Churches who capitulate to the sexual revolutionaries have already surrendered the essential pillars of the Christian faith. Either the Bible is God’s Word, or it is not. Either the gospel is the only hope for salvation, or it is not. The debate over the future of the UMC is centered on something far deeper than sexual ethics—it was a question over faithfulness to God and to the Scriptures. It was a question to obey or disobey. On this, there could be, nor will there ever be, a middle ground.
Indeed, Adam Hamilton, the pastor of the largest UMC in the United States, suggested that all the texts in the Bible, including the texts about human sexuality, must be sorted into three different buckets. The first bucket contains verses that never amounted to “the expression of God’s will.” The second bucket encompasses texts that, at one time, denoted the expressed will of God, but no longer. The last bucket holds texts that “are true expressions of God’s will and always will be.”

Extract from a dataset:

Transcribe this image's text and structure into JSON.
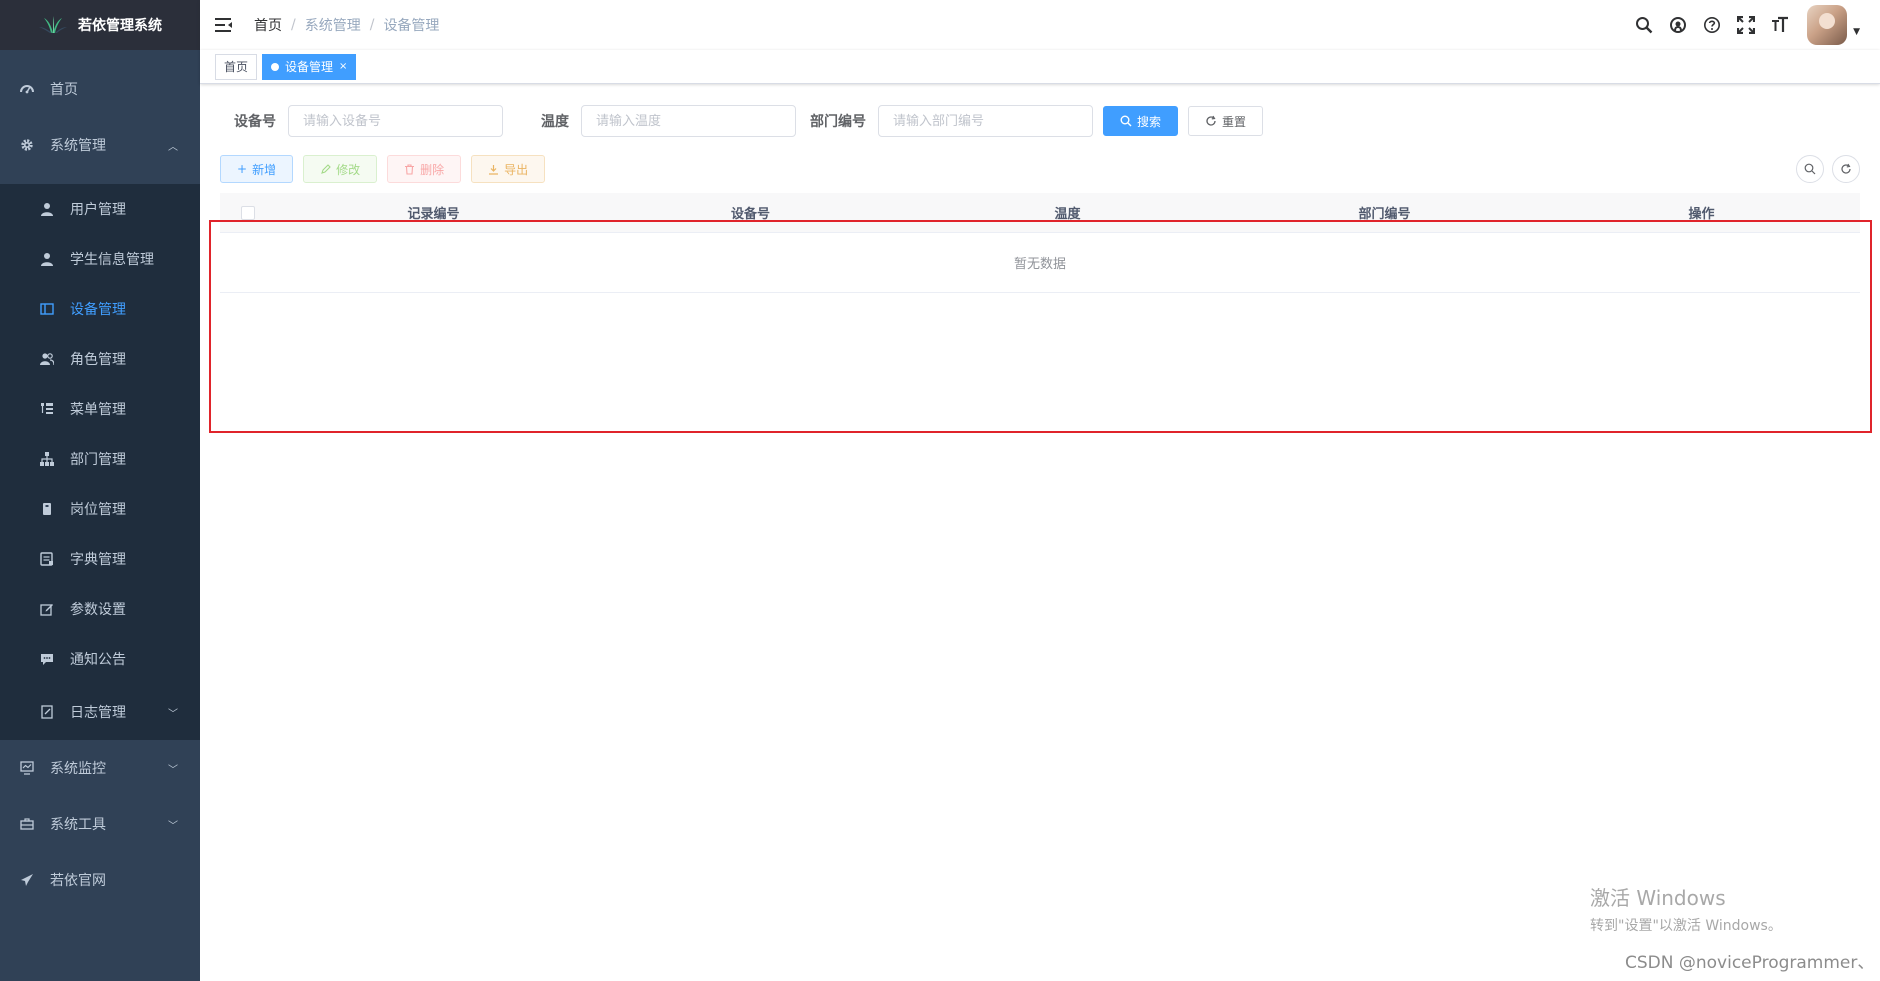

Hamilton has repeatedly denied the inerrancy of the Word of God. But he goes even further and actually argues that human beings are to decide which biblical texts are—or ever have been— God’s Word. The audacity of applying human reason to jettison verses as never expressing the will of God is lunacy. Furthermore, some elite must decide which verses go in which bucket. You can guess which texts get thrown into the first bucket quickly. Confusion begets confusion. Capitulation on first things sows capitulation over all things. When a church jettisons the fundamental doctrines of the faith, it will allow for any cultural anomaly to enter through its doors, all in the name of relevance.
The church must always endeavor to live as a people of the book--as Scriptural people devoted to zealous study of God’s Word. The Bible is the norming norm that cannot be normed. Christians must affirm biblical authority and always remember that when you surrender the authority of Scripture, you threaten the very existence of your church. Where you find a church, you find a community committed to the Bible. Take that away, and the walls will crumble.